Nearly half of the state of New South Wales – one of country’s biggest agricultural producing regions – received around 10 mm of rain early on Monday, data from Australia’s Bureau of Meteorology showed.
The showers are a welcome boost for farmers and graziers in the state, 99 percent of which is in drought. Much of New South Wales received just 10 mm over the whole of July.
“Any rain is good rain. It will encourage a bit of pasture growth for livestock producers but without follow-up showers, the impact will be temporary,” said Phin Ziebell, an agribusiness economist at the National Australia Bank.
Short-range weather forecasts show no further showers for at least five days.

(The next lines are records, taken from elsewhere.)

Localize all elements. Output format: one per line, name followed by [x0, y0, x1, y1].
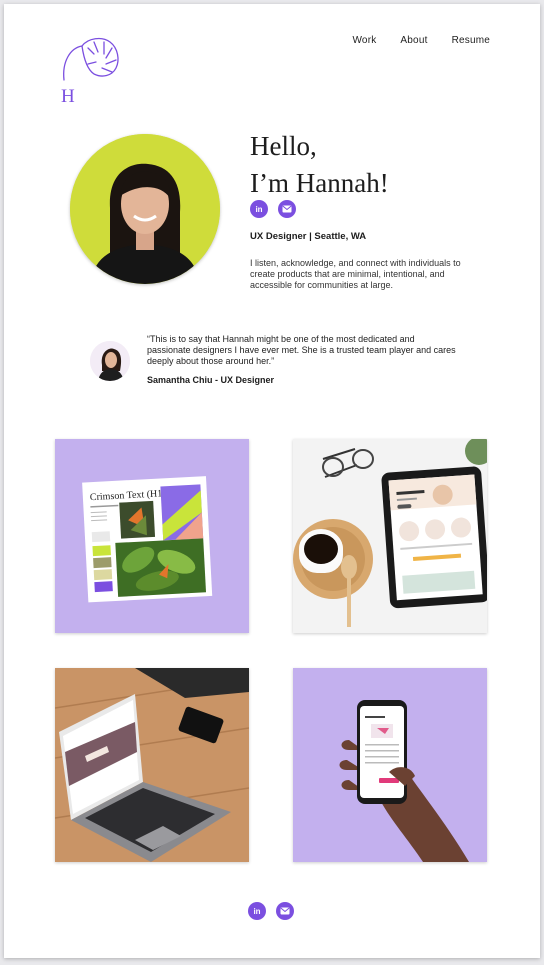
project-tile-tablet-app[interactable] [293, 439, 487, 633]
hero-heading: Hello, I’m Hannah! [250, 128, 389, 202]
footer-linkedin-button[interactable]: in [248, 902, 266, 920]
testimonial-avatar [90, 341, 130, 381]
footer-email-button[interactable] [276, 902, 294, 920]
email-button[interactable] [278, 200, 296, 218]
project-tile-style-guide[interactable]: Crimson Text (H1) [55, 439, 249, 633]
laptop-mockup [55, 668, 249, 862]
top-nav: Work About Resume [352, 35, 490, 46]
envelope-icon [282, 205, 292, 213]
profile-photo [70, 134, 220, 284]
hero-bio: I listen, acknowledge, and connect with … [250, 258, 461, 290]
footer-social-links: in [248, 902, 294, 920]
style-guide-mockup: Crimson Text (H1) [55, 439, 249, 633]
testimonial-quote: “This is to say that Hannah might be one… [147, 334, 456, 366]
nav-about[interactable]: About [400, 35, 427, 46]
logo[interactable]: H [58, 34, 122, 107]
hero-role: UX Designer | Seattle, WA [250, 231, 367, 242]
project-tile-laptop-website[interactable] [55, 668, 249, 862]
hero-social-links: in [250, 200, 296, 218]
hero-greeting-line1: Hello, [250, 131, 317, 161]
phone-mockup [293, 668, 487, 862]
nav-work[interactable]: Work [352, 35, 376, 46]
testimonial-author: Samantha Chiu - UX Designer [147, 375, 275, 385]
linkedin-icon: in [253, 906, 261, 916]
envelope-icon [280, 907, 290, 915]
project-tile-mobile-app[interactable] [293, 668, 487, 862]
nav-resume[interactable]: Resume [452, 35, 490, 46]
linkedin-button[interactable]: in [250, 200, 268, 218]
portfolio-page: H Work About Resume Hello, I’m Hannah! i… [4, 4, 540, 958]
logo-monogram: H [61, 86, 75, 106]
tablet-mockup [293, 439, 487, 633]
monstera-leaf-icon: H [61, 37, 119, 107]
linkedin-icon: in [255, 204, 263, 214]
hero-greeting-line2: I’m Hannah! [250, 168, 389, 198]
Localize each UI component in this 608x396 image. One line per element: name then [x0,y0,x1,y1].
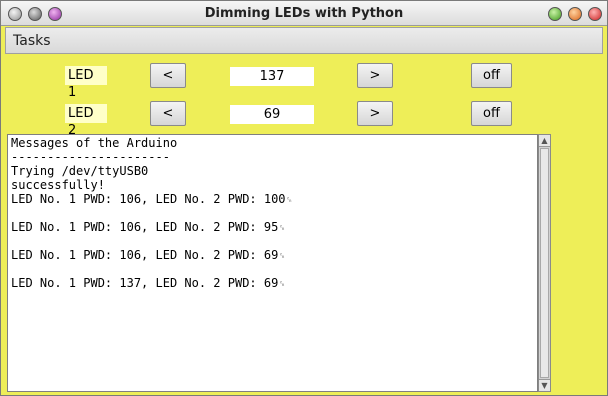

Australia’s agricultural production is set to shrink after New South Wales received less than 20 percent of typical rainfall over the past three months.
Australia’s wheat crop is expected to fall to a decade low this season, the country’s chief commodity forecaster said in June, but warned it could fall further without rains.
With the country’s agricultural industry warning of widespread bankruptcies as a result of the drought, Australia’s government on Sunday said it would provide A$190 million ($140 million) in payments to farmers and to support mental health initiatives and community groups.
The country’s peak rural advocacy group, the National Farmers Federation welcomed the package that will cover up to 50 percent of the full cost of transporting fodder and water for stock and taking livestock to pasture, slaughter or sale.
However, some farmers said a cap of A$20,000 per farm business was inadequate.
“In the last quarter we spent A$40,000 on transport bills so we have already reached the capped limit,” said Gavin Moore, a dairy farmer in Glenmore, 79 km (49 miles) south west of Sydney.